Saudi First Division
- Season: 1999–2000

= 1999–2000 Saudi First Division =

In 1999–2000 Saudi First Division, the second-tier league of football in Saudi Arabia, was won by Al-Ansar F.C. of the Medina region.
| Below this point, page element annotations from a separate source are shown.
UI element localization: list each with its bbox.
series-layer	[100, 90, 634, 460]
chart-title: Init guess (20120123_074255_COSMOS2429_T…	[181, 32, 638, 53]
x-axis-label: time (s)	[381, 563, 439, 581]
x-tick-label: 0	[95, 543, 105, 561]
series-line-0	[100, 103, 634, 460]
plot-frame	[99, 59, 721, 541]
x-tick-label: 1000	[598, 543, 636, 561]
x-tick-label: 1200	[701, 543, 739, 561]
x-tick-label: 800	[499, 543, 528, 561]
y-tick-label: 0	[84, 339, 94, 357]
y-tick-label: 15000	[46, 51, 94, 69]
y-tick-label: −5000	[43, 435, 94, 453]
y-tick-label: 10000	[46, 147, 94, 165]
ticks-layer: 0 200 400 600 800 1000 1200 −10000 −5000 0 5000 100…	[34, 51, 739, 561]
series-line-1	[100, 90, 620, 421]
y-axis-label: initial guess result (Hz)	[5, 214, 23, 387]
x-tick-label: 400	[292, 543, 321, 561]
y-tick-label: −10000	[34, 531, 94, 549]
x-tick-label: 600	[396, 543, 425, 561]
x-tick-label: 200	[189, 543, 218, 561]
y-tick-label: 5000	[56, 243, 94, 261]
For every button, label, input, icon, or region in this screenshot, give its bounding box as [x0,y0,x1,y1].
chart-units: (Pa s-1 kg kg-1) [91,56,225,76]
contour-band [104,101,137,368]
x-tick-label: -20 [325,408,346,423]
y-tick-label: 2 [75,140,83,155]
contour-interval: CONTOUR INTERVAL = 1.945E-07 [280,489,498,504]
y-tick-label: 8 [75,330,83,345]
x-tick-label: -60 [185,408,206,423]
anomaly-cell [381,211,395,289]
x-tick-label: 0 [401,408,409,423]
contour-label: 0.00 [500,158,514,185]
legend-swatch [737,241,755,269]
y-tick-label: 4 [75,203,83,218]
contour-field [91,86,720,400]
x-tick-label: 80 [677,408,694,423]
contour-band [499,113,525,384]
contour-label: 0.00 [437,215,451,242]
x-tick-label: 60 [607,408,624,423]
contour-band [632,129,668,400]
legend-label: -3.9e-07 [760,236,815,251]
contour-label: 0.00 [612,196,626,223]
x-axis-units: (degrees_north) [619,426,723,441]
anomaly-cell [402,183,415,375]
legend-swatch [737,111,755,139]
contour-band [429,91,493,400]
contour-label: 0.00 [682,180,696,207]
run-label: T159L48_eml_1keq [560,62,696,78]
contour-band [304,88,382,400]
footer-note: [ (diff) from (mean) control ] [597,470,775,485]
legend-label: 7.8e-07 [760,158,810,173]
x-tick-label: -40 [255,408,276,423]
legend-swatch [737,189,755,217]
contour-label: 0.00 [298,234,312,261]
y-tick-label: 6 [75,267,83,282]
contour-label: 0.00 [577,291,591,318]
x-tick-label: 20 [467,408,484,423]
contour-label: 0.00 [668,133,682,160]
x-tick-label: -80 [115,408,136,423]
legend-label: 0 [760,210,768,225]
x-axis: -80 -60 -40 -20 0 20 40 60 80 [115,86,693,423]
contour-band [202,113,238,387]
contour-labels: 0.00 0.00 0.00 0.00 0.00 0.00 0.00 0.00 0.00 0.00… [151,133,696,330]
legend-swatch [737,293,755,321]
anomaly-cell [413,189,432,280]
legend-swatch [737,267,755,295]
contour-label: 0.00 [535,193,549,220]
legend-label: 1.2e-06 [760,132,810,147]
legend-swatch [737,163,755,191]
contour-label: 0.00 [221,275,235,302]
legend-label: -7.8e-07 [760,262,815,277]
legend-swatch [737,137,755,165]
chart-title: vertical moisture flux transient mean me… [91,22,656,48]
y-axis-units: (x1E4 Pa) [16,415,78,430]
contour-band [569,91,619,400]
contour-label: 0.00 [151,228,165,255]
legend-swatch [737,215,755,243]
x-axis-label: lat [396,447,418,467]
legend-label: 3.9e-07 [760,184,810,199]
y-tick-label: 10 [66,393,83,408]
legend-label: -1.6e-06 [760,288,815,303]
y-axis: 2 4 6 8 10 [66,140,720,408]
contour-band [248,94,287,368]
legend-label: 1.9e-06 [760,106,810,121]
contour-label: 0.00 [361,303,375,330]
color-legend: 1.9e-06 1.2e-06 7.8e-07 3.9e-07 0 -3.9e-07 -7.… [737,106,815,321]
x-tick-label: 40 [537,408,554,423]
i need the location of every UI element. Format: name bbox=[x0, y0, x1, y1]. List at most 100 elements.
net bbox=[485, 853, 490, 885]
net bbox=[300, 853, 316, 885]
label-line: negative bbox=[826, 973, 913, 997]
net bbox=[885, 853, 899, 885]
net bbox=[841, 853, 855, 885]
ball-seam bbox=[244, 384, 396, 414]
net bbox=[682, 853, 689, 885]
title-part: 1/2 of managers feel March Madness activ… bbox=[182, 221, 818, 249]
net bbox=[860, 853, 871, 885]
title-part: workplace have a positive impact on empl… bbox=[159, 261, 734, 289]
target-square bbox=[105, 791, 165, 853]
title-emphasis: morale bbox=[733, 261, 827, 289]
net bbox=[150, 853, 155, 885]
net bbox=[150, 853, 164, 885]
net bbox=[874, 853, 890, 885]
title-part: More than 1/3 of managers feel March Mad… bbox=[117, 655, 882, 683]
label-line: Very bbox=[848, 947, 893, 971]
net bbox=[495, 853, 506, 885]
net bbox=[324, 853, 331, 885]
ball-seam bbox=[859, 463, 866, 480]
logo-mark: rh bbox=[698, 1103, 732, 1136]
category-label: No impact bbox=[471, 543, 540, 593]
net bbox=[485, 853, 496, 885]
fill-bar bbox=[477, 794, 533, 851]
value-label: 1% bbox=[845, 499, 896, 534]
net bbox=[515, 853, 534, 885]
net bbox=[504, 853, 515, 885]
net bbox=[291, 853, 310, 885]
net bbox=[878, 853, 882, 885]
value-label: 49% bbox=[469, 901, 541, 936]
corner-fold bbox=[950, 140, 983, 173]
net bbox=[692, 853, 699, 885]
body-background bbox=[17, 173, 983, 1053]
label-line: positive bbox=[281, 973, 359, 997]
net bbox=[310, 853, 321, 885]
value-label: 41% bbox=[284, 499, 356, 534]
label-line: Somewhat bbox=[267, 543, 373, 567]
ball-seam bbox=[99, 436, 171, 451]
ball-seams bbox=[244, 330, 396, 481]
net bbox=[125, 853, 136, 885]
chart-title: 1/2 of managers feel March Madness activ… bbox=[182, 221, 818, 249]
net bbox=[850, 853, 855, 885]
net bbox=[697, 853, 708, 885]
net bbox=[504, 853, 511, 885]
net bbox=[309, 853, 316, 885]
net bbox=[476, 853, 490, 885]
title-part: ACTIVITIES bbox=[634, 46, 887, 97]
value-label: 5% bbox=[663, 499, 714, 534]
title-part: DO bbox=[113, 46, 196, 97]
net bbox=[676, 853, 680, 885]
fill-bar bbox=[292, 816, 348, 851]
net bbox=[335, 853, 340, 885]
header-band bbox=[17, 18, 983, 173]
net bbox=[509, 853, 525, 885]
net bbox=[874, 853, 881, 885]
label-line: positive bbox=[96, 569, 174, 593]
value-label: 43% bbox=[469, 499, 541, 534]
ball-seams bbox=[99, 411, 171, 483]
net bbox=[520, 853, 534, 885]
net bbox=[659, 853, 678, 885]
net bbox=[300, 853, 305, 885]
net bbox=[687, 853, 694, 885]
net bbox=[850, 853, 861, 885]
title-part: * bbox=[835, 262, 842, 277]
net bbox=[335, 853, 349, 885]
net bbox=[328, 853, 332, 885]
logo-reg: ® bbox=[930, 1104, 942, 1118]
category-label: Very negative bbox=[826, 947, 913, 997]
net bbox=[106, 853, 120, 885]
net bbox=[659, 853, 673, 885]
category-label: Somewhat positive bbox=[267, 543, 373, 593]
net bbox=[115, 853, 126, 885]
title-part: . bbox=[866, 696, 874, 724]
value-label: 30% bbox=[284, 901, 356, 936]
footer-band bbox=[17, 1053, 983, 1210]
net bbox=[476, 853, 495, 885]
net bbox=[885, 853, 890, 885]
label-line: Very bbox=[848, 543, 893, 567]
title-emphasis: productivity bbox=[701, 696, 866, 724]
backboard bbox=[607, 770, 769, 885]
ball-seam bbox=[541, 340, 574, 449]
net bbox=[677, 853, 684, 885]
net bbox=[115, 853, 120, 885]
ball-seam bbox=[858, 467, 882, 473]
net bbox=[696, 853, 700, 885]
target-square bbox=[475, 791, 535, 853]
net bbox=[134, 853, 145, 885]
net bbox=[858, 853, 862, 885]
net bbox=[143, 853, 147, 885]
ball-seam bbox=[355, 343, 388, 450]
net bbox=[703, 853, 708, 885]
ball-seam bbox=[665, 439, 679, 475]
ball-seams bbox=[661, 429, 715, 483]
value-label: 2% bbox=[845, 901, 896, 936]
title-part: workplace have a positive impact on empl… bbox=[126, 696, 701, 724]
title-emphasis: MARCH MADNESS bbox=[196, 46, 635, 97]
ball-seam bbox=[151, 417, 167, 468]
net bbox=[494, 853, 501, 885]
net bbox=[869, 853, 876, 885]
Along with Al-Qadisiyah they were promoted to the Saudi Professional League.

==Final league table==

| Pos | Team | Pld | W | D | L | GF | GA | GD | Pts | Promotion or relegation |
| 1 | Al-Ansar | 18 | 9 | 7 | 2 | 29 | 17 | +12 | 34 | Promotion to the Saudi Professional League |
| 2 | Al-Qadisiyah | 18 | 8 | 9 | 1 | 23 | 10 | +13 | 33 |
| 3 | Hajer | 18 | 9 | 5 | 4 | 18 | 13 | +5 | 32 |  |
| 4 | Al Fateh | 18 | 6 | 6 | 6 | 22 | 26 | −4 | 24 |
| 5 | Al-Orubah | 18 | 6 | 4 | 8 | 19 | 21 | −2 | 22 |
| 6 | Al-Shoalah | 18 | 6 | 4 | 8 | 20 | 21 | −1 | 22 |
| 7 | Al-Khaleej | 18 | 5 | 5 | 8 | 16 | 21 | −5 | 20 |
| 8 | Al Taawon | 18 | 4 | 7 | 7 | 20 | 23 | −3 | 19 | Relegate to relegation play-off |
| 9 | Najran | 18 | 4 | 7 | 7 | 21 | 27 | −6 | 19 |
| 10 | Ohud | 18 | 3 | 6 | 9 | 16 | 25 | −9 | 15 | Relegate to Saudi Second Division |

==Relegation play-offs==
Al Taawon, who finished 8th, faced Najran, who finished 9th for a two-legged play-off.

| Team 1 | Agg.Tooltip Aggregate score | Team 2 | 1st leg | 2nd leg |
|---|---|---|---|---|
| Najran | 4–4 | Al Taawon | 1–3 | 1–3 |

===First leg===
25 February 2000
Najran 3-1 Al Taawon
  Najran: Cosevi 55', Mohammed Harshan 75', Mohammed Harshan 88'
  Al Taawon: 20' Samba John

----

===Second leg===
2 March 2000
Al Taawon 3-1 Najran
  Al Taawon: Samba John 2', Saeed Al Ahmari 48', Mousa Sahab Al Rashidi 55'
  Najran: Cosevi

4–4 on aggregate. Al Taawon won 6–5 on penalties.